France nearing ‘civil war’: Fillon
Francois Fillon is concerned about the level of violence during the election campaign. Source: Flickr
French conservative presidential hopeful Francois Fillon has said the country is seeing “a climate near civil war” and the Socialist government is doing nothing to protect democratic processes.
Violence in the western city of Nantes at the weekend during a rally against the Front National’s leader, Marine Le Pen, and attacks on buses carrying her supporters were “unacceptable”, Fillon said.
He said the authorities were “failing to create the conditions for the peaceful exercise of democracy”, adding that there was “a climate of near civil war to develop in the country”.
Seven police officers were injured on Saturday in Nantes, including one with serious burns, after rocks and firebombs were thrown during the anti-Le Pen protest.
Fillon said far-left activists were disrupting his own campaign events “every day”.
Meanwhile, the French economy is looking buoyant. France’s bond yields have spiked and its stocks have fallen behind the rest of the eurozone, as investors run scared of political risk but the country’s economic prospects are looking up.
France’s business and consumer confidence and job creation are rising, while earnings expectations for big French firms are also improving.
Hiring is at a 10-year high and the sluggish economy is finally strengthening.

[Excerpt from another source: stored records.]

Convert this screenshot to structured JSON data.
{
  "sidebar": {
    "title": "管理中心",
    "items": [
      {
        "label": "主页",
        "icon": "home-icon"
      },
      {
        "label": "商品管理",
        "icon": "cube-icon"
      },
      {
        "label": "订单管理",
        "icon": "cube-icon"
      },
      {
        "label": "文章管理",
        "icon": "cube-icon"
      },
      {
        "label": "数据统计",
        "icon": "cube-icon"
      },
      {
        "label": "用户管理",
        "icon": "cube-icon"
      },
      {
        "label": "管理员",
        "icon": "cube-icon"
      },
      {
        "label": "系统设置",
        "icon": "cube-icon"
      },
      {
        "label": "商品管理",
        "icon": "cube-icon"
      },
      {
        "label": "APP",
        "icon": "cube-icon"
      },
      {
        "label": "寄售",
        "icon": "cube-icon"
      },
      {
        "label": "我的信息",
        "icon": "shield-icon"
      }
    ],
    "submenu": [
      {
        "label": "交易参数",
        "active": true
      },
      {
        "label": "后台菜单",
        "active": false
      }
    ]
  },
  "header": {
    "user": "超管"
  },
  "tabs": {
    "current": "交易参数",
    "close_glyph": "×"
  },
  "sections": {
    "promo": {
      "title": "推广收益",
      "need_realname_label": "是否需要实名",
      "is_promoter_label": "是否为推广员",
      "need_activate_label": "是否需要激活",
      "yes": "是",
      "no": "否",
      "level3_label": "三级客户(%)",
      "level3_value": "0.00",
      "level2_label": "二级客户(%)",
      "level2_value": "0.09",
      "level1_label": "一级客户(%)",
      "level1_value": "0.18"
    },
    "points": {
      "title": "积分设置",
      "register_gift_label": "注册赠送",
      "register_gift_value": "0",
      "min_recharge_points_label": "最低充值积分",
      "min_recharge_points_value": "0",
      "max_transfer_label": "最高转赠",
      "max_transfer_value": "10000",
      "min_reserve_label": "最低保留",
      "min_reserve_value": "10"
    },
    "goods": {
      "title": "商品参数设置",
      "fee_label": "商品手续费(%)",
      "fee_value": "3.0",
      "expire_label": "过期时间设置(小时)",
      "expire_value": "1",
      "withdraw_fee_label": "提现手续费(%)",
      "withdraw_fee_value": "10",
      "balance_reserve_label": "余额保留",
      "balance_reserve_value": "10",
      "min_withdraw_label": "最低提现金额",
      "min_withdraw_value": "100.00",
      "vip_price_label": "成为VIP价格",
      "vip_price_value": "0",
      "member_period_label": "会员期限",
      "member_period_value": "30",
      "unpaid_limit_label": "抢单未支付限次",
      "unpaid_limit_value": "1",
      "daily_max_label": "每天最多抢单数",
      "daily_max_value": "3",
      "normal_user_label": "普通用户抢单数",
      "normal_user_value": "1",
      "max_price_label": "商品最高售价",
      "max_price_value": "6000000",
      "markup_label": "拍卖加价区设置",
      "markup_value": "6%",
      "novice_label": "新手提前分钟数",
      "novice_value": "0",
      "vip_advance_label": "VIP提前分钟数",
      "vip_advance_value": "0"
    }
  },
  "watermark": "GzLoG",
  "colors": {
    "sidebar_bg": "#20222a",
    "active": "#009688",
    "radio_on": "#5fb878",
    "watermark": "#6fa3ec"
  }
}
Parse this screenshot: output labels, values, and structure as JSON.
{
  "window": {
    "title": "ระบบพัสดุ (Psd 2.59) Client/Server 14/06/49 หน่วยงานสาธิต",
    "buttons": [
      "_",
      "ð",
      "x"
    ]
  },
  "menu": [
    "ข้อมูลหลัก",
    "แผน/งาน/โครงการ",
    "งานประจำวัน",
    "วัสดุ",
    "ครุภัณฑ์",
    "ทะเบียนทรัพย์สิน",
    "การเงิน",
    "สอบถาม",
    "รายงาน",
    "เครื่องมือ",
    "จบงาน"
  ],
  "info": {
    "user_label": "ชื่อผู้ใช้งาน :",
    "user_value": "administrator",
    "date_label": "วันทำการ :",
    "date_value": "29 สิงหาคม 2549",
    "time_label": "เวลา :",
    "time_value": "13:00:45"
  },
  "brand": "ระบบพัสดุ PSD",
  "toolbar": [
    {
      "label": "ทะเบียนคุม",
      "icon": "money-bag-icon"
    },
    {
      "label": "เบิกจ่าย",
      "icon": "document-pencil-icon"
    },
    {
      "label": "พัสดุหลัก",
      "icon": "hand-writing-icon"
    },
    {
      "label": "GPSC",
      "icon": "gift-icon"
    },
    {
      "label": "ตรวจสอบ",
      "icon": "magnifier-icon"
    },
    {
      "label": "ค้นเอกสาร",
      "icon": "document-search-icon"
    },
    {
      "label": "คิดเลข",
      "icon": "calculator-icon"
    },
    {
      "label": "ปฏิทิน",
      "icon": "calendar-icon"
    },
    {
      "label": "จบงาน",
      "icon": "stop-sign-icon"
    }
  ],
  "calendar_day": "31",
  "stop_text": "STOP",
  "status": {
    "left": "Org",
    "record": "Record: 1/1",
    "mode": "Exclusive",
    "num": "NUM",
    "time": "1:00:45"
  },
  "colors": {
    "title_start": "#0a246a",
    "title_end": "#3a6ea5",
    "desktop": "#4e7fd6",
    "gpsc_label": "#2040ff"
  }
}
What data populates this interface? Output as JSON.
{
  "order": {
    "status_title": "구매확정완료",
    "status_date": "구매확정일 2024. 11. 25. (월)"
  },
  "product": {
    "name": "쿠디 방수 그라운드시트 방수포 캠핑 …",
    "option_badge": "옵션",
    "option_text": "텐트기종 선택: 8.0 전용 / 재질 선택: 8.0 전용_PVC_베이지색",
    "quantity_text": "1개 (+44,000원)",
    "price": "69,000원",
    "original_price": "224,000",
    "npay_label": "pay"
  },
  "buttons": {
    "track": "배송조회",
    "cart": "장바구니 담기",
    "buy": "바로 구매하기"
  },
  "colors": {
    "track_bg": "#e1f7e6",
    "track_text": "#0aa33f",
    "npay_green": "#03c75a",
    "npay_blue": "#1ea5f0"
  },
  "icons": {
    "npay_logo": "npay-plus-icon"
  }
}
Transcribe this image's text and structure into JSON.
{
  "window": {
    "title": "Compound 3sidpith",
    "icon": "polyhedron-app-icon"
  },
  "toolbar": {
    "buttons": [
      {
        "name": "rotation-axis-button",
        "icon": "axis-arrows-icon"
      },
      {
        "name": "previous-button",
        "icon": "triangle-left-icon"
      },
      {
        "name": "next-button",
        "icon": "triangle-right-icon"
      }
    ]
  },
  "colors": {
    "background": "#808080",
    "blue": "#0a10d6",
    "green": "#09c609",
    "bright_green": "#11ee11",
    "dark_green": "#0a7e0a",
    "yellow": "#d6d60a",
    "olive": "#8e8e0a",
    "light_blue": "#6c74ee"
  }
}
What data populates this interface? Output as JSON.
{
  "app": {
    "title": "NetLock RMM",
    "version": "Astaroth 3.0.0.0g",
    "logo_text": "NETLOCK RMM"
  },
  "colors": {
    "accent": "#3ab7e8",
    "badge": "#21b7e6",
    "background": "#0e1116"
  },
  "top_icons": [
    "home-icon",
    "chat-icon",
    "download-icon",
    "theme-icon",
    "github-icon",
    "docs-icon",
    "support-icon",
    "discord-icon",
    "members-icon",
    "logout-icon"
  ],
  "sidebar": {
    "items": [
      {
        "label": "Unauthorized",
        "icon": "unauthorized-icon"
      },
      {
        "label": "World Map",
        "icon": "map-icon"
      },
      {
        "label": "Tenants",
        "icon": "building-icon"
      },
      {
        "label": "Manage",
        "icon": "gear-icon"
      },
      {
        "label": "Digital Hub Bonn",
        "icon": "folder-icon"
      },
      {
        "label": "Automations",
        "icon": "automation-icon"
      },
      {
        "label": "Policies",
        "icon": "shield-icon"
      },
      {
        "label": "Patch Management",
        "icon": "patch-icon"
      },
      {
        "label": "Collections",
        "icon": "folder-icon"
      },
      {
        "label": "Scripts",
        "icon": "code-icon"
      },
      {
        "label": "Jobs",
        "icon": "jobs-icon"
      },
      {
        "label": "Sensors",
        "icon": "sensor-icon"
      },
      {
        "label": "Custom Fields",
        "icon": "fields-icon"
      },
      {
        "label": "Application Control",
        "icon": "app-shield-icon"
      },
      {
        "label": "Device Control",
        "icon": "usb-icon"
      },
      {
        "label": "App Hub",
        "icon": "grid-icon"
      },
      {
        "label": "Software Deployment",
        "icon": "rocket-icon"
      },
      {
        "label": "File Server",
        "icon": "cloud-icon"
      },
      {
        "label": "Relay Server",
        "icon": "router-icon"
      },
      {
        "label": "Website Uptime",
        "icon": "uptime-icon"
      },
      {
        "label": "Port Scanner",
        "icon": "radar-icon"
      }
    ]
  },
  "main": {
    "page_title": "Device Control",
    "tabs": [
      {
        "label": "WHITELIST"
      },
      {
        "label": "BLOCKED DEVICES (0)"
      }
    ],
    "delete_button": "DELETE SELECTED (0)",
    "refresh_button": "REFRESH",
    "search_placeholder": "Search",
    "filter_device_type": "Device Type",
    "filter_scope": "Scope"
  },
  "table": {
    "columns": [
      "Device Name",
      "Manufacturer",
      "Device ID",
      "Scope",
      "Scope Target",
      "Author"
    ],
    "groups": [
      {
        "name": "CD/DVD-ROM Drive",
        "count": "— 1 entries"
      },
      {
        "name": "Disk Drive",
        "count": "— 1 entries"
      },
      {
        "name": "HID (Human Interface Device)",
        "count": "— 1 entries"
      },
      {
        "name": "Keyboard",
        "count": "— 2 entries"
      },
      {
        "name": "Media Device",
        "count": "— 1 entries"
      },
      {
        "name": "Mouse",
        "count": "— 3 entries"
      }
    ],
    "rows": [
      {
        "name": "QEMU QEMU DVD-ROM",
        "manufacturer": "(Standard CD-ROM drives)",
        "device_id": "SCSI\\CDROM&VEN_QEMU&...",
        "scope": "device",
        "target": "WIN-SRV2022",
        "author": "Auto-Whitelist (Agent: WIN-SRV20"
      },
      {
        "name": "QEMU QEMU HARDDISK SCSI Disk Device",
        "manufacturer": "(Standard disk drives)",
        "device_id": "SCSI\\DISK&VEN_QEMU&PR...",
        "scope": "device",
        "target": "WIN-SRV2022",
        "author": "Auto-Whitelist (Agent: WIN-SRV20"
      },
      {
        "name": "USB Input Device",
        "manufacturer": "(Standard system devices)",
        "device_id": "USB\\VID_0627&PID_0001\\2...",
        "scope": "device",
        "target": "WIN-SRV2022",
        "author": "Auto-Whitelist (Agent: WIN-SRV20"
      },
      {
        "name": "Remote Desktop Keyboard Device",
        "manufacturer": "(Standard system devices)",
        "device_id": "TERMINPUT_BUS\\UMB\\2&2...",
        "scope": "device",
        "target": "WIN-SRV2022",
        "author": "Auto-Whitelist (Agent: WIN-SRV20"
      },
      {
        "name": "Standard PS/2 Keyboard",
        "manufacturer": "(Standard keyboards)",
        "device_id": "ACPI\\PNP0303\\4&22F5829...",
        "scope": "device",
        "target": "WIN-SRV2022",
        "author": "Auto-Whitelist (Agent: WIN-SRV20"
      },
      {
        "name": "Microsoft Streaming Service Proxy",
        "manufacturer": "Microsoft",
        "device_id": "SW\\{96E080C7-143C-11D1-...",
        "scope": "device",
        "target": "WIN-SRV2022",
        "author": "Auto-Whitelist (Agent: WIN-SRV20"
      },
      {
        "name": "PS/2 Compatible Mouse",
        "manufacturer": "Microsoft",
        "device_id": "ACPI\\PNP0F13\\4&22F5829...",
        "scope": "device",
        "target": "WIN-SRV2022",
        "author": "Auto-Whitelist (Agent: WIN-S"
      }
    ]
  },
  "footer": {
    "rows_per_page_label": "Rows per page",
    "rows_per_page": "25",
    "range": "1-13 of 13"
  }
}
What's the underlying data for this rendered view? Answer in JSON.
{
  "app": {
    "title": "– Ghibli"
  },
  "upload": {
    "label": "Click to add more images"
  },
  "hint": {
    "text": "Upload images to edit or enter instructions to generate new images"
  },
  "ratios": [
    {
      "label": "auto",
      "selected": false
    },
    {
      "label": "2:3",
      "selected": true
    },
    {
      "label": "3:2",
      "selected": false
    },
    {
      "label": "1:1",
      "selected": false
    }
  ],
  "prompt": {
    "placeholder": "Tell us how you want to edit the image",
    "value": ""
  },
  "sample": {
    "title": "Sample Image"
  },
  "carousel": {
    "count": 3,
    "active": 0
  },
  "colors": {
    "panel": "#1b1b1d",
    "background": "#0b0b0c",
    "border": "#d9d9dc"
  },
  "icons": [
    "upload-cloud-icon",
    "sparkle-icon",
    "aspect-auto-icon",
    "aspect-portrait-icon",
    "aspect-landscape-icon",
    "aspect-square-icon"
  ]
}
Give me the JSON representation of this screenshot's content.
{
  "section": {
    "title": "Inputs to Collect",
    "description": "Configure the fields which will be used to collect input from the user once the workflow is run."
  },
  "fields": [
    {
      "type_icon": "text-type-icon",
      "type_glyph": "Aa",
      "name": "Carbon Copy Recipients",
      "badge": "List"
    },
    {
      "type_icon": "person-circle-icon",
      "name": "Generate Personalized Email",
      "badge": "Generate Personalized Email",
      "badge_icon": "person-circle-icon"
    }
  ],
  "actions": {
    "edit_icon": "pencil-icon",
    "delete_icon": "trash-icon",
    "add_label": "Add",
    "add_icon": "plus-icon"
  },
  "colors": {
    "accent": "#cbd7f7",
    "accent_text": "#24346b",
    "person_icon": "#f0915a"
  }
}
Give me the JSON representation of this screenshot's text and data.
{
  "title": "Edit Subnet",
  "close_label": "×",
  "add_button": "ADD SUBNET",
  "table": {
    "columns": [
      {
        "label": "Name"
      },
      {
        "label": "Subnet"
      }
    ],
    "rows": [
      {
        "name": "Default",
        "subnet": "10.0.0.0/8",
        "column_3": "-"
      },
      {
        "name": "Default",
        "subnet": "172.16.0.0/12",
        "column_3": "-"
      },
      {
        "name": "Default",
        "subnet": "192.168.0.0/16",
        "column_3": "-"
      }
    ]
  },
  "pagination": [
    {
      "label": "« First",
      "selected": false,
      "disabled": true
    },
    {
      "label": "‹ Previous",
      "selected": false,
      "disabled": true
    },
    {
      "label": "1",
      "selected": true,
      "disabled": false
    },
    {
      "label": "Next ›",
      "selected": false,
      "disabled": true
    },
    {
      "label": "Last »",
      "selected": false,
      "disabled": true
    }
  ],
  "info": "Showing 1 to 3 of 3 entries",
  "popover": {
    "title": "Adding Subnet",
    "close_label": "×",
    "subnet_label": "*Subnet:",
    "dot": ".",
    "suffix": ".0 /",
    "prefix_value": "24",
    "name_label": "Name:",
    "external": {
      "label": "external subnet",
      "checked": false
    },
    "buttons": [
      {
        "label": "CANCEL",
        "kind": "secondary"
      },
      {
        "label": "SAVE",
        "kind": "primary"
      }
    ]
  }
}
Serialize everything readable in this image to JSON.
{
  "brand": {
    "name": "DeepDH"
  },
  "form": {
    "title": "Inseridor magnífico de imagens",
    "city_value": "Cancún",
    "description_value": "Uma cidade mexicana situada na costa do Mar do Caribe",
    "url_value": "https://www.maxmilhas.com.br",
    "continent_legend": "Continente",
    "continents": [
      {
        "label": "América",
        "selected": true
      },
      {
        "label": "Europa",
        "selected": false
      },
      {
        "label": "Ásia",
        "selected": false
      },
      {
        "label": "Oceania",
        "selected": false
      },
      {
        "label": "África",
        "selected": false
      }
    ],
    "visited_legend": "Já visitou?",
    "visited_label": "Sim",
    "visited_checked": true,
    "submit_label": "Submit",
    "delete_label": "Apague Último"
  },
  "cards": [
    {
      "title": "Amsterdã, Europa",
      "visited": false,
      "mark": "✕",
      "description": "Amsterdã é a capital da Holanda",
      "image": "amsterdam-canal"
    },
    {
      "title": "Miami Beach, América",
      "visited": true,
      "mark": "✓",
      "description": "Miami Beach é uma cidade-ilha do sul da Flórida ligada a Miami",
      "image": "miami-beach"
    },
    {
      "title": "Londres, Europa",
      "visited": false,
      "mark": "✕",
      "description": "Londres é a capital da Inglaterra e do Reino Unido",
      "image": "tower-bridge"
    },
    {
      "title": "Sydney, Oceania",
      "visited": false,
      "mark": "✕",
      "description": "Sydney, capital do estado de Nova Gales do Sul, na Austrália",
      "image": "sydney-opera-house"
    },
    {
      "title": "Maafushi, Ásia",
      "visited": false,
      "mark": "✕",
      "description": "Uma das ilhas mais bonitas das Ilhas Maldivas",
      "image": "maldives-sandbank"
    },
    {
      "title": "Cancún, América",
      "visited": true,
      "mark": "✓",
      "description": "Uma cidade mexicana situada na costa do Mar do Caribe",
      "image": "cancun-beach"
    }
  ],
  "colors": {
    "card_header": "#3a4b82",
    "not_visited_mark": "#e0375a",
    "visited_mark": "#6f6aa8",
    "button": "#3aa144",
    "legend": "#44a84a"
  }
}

“When markets apply a blanket negative response to an issue like France, we can come in and benefit our shareholders,” said Steve Caruthers from Los Angeles with Capital Group Companies, which manages assets of US$1.4 trillion.
“We have lots of companies within France that we have high conviction in today. They offer attractive valuations, certainly, compared to a lot of their US competitors.”
Both Fillon and Le Pen claim that outgoing Socialist President Francois Hollande is trying to influence the election through the judiciary by using the judiciary to investigate them for alleged financial impropriety.
Former prime minister Fillon has described an inquiry launched into whether he fraudulently employed his wife Penelope in January as an “institutional coup d’etat” and has accused journalists of trying to carry out a “lynching” and an “assassination”.
Fillon, 62, faces allegations he paid his wife for 15 years as a fake assistant and one of Le Pen’s staff was charged last week over allegations the party defrauded the European Parliament.
Both deny the allegations and questioned the independence of the judiciary ahead of the presidential election on April 23 and May 7.